FOLHA DE SP - 14/12
SÃO PAULO - Uma das mais notáveis capacidades do ser humano é a de imaginar o futuro e tomar decisões com o intuito de modificá-lo. É daí que surge a flexibilidade, característica em que superamos com folga nossos primos primatas bem como todos os outros animais.
É também a ferramenta de que nos valemos para escrever leis, que nada mais são do que a tentativa de regular o futuro. É claro que só faz sentido impor normas quando os comportamentos individuais não convergem de modo natural para a solução socialmente mais conveniente.
Imaginemos uma lei que proíba as pessoas de comer cocô de cachorro. Mesmo reconhecendo o valor sanitário da medida, ela é totalmente ociosa, já que a esmagadora maioria dos humanos não tem nenhum pendor em deliciar-se com dejetos caninos. Ao contrário, o impulso natural é nos afastar deles, daí a necessidade de norma que obrigue a recolhê-los quando nossos animais de estimação os depositam nas vias públicas.
Embora esse mecanismo seja até meio óbvio, nossos legisladores insistem em ignorá-lo. Um caso recente é a nova regra para a construção de garagens aprovada pela Câmara paulistana. O diploma reserva percentuais de vagas para bicicletas e motos em estacionamentos de condomínios e estabelecimentos comerciais.

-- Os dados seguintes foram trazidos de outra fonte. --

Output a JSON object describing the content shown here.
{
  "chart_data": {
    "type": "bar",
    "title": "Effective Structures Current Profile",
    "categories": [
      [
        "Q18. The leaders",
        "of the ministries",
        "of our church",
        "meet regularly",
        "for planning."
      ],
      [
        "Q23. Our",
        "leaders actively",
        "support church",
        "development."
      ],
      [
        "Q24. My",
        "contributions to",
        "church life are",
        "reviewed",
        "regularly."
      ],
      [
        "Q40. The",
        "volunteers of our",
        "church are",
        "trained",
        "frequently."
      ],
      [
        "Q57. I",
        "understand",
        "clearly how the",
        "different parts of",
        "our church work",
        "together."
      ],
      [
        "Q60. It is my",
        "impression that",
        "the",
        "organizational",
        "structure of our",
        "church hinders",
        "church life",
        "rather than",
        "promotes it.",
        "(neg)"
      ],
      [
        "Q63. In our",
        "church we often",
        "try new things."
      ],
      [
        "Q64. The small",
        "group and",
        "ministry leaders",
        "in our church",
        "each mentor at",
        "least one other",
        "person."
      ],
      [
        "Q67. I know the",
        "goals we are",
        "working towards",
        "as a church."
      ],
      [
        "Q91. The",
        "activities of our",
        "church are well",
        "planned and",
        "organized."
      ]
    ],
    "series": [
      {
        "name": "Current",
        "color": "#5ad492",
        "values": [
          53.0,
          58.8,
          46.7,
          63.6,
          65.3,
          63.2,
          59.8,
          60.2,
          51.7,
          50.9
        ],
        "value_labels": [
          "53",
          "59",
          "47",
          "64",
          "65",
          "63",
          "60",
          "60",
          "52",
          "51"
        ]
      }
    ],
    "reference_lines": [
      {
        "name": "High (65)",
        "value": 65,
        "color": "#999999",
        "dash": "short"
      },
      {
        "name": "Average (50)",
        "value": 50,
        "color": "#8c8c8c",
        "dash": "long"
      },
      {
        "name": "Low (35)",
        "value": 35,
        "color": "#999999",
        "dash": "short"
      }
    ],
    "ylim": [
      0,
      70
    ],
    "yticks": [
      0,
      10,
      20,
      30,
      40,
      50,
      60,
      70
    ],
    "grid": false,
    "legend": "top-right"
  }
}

Aparentemente, os vereadores se esqueceram de que condôminos e comerciantes têm interesse em resolver seus problemas. E eles, mais do que os parlamentares, conhecem as necessidades de seu público. Assim, uma loja de equipamentos para motos fará bem se reservar mais que os 10% fixados em lei para esses veículos. Algo parecido se aplica ao edifício onde ninguém tenha moto e falte espaço para carros. Em suma, vale a pena apostar na flexibilidade.
Minha suspeita é que só aprovam essas regras essencialmente inúteis para criar as dificuldades que gerarão o comércio de facilidades que infesta a administração pública.